The Power and Peril of Being Deemed “Essential”

In the wake of COVID-19, the disease caused by the novel coronavirus SARS-CoV-2 (i.e., severe acute respiratory syndrome coronavirus 2), we’ve learned new meanings associated with being deemed “essential.”

From the very start of the global pandemic, “essential workers” necessarily included first responders such as healthcare workers needed to diagnosis and treat COVID-19 patients. Additionally, however, other workers were deemed “essential” and expected to continue to work, despite the fact that doing so exposed them to risks. These personnel included those working at grocery stores, farm workers, delivery workers, transit personnel, as well as custodial workers in hospitals, shops, and other essential businesses.

Though deemed essential, these workers were often underpaid, even as they assumed heightened coronavirus exposure risks. Their temporal “essentiality” undoubtedly put them peril at of a greater risk of contracting COVID-19. Again, many of these workers are generally among the lowest paid; yet, “stay at home” orders made the work that they carry out critical in ways that we’d overlooked or actively failed to acknowledge (and reward) before the onset of pandemic. Indeed, despite years of lobbying and activism, minimum wage in the U.S. has been stagnant for decades.

At the same time that society-at-large was dealing with the pandemic, schools, colleges and universities were also pivoting to new means of engagement and education. Increasingly tuition-driven, colleges, and universities immediately began strategizing about how to keep classes going, and tuition money flowing.

Essential to the work of colleges and universities at this moment, personnel versed in “virtual” or on-line learning, and central to digital platforms, contributed to rapid pivots of instruction on-line. Many of the changes and innovations—and certainly not the speed at which they occurred—likely would not have been deemed possible prior to COVID-19—certainly not without protracted debate and planning. Yet, the recognition that failure to maintain access to classes would halt tuition income led to rapid action, and relaxed barriers about who could and should lead change in these spaces.

As access to class was deemed “essential” for the survival of institutions, rapid pivots and digital innovations ensued. Thus, while peril and risk came to those deemed “essential workers” in society-at-large due to exposure risks and job insecurity, “essential service” in colleges and universities that was tied to financial survival could be seen as leading to promise in regards to opportunities for digital innovations and stimulating the pace of change.

In the midst of responses to coronavirus pandemic, racial unrest resurged in the U.S. [although for many Black Americans it was already a present & persistent daily reality] due to events including those with Black birder Christian Cooper and involving the murder of George Floyd at the hands of police.

Universities responded, as did a great number of business entities, with statements professing solidarity with Black Americans and public written and verbal declarations that “Black Lives Matter.” Yet, despite these statements, real actions and strategies to mitigate or eliminate anti-Black racism have been much slower to emerge and less definitive in nature, despite the long-known racial disparities in academia.

These changes promised in the wake of responding to anti-Black racism have limped along or failed to materialize altogether—as if they are not essential!

Because I’ve seen what can happen when an issue or challenge is seen as essential, indeed is seen as critical to the very survival of academic institutions due to the tragic reality of COVID-19, I wonder what would happen if ensuring justice and equity in terms of access and success were truly seen in a similar light.
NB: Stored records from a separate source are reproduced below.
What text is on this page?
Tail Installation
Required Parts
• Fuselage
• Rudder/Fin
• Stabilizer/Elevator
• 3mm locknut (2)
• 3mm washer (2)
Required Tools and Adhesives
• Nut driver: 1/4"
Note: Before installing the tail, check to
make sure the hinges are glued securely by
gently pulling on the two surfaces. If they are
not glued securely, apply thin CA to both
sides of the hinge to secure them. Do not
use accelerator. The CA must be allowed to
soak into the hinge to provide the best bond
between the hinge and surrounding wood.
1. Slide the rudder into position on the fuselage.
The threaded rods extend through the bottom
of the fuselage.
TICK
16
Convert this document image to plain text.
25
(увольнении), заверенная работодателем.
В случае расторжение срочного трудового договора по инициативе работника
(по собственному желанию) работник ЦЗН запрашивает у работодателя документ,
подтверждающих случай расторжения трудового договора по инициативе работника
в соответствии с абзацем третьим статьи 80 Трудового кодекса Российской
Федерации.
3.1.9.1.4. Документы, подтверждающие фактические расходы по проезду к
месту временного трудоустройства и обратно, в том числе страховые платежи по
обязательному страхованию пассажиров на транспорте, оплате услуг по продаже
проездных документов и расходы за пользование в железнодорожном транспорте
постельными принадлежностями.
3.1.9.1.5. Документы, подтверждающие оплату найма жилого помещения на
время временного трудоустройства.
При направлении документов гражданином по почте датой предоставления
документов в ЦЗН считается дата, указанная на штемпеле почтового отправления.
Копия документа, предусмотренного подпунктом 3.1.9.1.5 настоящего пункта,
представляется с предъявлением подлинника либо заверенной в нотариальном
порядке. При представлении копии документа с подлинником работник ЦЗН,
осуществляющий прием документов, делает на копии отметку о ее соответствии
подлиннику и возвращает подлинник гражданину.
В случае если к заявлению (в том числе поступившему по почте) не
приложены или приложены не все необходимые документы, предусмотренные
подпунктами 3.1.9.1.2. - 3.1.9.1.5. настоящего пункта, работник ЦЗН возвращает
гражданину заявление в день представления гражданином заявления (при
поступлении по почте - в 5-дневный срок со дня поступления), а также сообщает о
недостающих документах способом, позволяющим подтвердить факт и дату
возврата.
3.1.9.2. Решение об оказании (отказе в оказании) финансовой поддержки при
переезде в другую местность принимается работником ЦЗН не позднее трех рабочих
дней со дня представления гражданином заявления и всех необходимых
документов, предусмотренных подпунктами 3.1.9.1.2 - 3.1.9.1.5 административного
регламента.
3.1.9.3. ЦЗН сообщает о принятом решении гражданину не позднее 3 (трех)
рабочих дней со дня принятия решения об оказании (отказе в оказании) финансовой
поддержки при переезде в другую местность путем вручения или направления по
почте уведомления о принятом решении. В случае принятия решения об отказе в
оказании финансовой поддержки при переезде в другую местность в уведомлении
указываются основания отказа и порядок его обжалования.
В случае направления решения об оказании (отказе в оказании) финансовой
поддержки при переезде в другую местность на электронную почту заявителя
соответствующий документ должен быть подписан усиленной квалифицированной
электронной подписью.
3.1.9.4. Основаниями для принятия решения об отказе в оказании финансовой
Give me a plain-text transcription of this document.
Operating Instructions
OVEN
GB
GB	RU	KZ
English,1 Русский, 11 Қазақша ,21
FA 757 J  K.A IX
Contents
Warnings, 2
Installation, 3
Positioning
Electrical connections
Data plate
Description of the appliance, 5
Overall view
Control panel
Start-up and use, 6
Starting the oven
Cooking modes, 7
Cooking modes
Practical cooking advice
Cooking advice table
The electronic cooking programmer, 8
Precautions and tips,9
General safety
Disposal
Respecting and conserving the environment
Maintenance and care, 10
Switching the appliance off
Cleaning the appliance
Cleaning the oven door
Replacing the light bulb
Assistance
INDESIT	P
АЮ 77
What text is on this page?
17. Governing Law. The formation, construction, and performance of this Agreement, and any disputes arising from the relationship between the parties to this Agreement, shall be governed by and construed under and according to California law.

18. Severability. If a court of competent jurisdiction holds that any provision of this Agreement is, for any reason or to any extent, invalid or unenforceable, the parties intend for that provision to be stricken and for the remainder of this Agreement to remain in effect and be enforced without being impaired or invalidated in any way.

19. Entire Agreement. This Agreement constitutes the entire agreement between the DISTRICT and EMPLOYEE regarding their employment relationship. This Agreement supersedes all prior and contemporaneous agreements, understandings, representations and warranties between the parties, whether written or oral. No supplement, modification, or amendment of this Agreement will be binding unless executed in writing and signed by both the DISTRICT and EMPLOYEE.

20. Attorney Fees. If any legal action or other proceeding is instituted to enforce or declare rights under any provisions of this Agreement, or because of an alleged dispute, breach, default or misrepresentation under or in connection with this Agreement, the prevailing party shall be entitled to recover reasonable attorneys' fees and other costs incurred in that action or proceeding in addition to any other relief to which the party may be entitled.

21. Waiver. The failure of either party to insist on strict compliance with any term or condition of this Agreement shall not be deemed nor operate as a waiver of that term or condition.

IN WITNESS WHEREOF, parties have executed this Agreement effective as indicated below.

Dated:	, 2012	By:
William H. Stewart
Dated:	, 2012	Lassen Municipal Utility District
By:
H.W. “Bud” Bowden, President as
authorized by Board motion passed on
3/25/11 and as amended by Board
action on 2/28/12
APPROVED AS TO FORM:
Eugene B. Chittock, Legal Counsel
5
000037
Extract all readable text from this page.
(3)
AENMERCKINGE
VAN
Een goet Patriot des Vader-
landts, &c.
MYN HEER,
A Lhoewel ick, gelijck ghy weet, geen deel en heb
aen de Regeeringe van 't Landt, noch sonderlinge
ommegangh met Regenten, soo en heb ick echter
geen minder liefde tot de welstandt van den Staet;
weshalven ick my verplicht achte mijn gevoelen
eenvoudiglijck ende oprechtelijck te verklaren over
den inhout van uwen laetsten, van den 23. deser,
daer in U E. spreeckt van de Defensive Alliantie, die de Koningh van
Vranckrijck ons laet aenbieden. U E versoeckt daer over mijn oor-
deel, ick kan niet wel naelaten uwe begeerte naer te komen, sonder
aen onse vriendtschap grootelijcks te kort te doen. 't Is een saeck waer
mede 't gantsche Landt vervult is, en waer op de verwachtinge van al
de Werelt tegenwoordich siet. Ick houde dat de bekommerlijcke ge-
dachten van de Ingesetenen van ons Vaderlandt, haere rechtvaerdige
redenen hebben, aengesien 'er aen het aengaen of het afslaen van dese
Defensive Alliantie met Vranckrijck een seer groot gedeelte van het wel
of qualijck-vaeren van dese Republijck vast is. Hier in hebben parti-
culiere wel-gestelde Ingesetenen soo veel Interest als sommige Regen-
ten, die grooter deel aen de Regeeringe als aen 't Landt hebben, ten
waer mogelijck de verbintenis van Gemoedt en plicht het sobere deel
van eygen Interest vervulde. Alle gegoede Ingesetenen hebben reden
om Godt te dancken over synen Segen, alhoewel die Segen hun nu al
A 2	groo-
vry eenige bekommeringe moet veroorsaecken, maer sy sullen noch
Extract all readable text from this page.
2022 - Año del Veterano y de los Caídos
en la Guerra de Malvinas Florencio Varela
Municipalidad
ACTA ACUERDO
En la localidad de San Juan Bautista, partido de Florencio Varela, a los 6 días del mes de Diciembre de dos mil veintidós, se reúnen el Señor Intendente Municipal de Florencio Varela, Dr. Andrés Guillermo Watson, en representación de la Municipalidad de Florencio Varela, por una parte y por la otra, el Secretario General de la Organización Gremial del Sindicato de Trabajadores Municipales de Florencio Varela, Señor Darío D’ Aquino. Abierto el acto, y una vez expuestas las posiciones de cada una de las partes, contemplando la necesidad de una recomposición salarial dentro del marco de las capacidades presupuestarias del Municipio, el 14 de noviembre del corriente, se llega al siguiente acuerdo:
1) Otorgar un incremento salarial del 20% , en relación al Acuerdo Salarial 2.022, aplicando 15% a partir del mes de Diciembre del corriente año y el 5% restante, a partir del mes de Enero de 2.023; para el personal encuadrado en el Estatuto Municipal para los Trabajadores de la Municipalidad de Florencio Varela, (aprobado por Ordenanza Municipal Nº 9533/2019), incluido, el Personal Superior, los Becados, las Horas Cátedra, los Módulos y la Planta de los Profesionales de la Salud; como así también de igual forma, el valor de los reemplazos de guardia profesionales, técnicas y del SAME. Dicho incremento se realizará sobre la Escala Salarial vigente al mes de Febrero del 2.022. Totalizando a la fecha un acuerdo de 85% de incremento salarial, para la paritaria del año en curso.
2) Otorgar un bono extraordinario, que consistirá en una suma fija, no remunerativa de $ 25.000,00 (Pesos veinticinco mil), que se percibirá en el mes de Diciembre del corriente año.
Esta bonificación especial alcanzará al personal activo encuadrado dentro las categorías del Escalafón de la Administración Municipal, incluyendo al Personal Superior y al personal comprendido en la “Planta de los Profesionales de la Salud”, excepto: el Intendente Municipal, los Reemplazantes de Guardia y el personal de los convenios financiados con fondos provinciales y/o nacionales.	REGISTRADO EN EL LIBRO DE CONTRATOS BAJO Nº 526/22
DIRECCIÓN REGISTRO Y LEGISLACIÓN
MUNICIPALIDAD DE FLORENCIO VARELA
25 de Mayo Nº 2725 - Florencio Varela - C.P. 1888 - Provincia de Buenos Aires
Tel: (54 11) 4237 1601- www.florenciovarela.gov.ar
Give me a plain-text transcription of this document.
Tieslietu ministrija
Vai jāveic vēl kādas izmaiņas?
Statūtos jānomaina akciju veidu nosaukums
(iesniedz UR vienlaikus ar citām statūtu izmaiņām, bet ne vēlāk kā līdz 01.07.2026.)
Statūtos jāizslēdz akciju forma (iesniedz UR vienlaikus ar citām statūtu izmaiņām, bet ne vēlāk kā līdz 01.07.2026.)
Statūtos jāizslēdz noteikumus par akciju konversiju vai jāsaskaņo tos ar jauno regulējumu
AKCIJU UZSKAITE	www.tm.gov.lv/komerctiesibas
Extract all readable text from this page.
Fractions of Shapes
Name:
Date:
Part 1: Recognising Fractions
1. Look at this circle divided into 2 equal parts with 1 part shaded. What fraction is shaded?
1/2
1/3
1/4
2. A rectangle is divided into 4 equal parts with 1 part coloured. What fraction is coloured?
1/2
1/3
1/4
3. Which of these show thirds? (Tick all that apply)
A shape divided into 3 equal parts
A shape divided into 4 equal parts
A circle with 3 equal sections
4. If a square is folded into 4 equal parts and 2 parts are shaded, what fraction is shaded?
What rapidity and lengths of change would we see, if the leaders of our institutions saw equity and justice for students, staff, faculty—indeed all in these spaces—as essential to their very existence and ongoing survival.

No matter how many statements are made to communicate that equity is essential in these spaces, true promise in transforming institutions into spaces that prioritize, actively pursue, and hold themselves accountable for pursuing and maintaining equity and justice will only come when we deem it ESSENTIAL!